Las generaciones desde 1940 hasta la fecha —que cito por ser parte de una de ellas—, de diferentes maneras, han vivido experiencias internacionales y nacionales que marcaron, en mente, corazón y alma, valores y recuerdos plasmados en sufrimientos provocados por sucesos terriblemente mortales y de vergüenza mundial. Pero también han sido testigos de actos y acciones que nos han llenado de orgullo por demostrar la existencia de un verdadero sentimiento de humanidad.

Las guerras, las pestes y los desastres naturales no han devaluado el cariño del hombre por la vida ni el amor por sus semejantes. Más bien, lo han impulsado incluso a enfrentar y aniquilar desviaciones enajenadas que atentan contra el derecho sagrado a vivir en democracia, paz y armonía. Así lo certifican los triunfos científicos, los avances tecnológicos y los logros humanos que han impulsado vigorosamente una mejor coexistencia.

Sin embargo, la sobrevivencia que gozamos ha costado sacrificio, sangre, dolor y muchas lágrimas para que podamos disfrutarla desenvolviéndonos en cordialidad, respeto y cariño. Por eso, quienes aún nos consideramos ciudadanos racionales, responsables de las buenas costumbres y de la convivencia pacífica, debemos meditar sobre nuestras actuaciones ante las nuevas amenazas que se presentan: tanto las de la naturaleza, con el anunciado fenómeno El Niño, como aquellas que la sinrazón, la enajenación criminal y otros jinetes del mal blanden contra la estabilidad y el bienestar de nuestro país.

En el primer caso, casi nada podríamos hacer para evitar su presencia; pero sí para amortiguar y mitigar su fuerza destructiva. En el segundo, casi todo, si asumimos una decisión firme de supervivencia, enfrentando monolíticamente las adversidades y compartiendo estoicamente los sacrificios que las circunstancias presentaren.

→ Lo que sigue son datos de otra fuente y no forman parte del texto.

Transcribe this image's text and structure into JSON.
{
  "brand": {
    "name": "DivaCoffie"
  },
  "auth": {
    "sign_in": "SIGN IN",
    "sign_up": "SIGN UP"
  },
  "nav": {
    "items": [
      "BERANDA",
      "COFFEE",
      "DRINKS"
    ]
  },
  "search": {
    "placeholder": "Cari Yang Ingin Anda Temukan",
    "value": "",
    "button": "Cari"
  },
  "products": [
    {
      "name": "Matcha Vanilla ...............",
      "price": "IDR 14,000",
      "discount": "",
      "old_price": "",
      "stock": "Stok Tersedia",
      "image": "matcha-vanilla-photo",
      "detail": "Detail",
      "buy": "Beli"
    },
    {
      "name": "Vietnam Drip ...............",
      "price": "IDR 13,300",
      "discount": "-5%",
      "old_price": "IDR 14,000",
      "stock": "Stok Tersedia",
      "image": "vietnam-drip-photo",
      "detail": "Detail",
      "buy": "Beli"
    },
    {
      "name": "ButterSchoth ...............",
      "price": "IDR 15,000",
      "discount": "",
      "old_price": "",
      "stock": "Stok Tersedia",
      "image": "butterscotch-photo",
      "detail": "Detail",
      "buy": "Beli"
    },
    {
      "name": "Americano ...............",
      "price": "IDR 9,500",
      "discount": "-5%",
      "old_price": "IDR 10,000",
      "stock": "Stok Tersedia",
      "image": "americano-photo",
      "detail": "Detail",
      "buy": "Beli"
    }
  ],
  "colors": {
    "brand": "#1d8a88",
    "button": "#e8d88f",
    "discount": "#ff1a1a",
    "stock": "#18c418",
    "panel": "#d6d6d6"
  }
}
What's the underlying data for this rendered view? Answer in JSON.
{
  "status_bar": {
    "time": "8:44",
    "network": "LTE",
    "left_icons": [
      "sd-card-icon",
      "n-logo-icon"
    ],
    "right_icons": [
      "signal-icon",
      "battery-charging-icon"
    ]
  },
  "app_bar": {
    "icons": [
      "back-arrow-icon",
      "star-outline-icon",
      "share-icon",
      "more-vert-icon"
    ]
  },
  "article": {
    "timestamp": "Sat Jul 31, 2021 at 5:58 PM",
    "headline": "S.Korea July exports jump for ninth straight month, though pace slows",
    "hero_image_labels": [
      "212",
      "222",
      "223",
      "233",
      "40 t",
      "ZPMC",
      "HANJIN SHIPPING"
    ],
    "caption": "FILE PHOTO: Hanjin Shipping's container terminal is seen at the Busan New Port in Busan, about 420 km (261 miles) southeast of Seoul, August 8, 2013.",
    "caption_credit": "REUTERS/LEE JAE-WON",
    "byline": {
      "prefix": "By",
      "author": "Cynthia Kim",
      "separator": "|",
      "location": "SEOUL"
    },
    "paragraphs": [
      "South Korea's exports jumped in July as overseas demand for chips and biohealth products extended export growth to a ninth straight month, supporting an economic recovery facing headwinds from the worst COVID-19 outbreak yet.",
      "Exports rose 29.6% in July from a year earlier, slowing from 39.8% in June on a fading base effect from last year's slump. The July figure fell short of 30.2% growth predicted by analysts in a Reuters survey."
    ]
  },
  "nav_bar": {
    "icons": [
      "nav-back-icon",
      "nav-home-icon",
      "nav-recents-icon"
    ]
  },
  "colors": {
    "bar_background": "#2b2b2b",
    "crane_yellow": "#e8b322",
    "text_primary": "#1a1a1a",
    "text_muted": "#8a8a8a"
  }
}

Estas expresiones podrían parecer alarmantes, banales, antojadizas o cursis, pero se acercan a la realidad que pronto tendremos que enfrentar. A nuestras puertas está el fenómeno El Niño, que llegará a golpearlas con una dureza anunciada como extraordinaria. Y ya, dentro del país, mancillando y tratando de guiar nuestras vidas, está la criminalidad.

El Gobierno nacional tiene la obligación de proteger a sus ciudadanos, planificando y combatiendo el crimen y todo aquello que amenace la seguridad social en el país. El gobierno provincial debe colaborar y establecer sus propias defensas en el territorio de su responsabilidad, al igual que el gobierno cantonal en su respectiva jurisdicción.

¿Y la ciudadanía, a la cual se deben los gobiernos? No debe quedarse solo como víctima. Su obligación es organizarse en veedurías, exigir rendición de cuentas y colaborar con las autoridades.

Frente a las calamidades, la única defensa real es un Estado que planifica, gobiernos seccionales que ejecutan y una ciudadanía que vigila y colabora, no que obstaculiza. Especialmente si de por medio está la vida.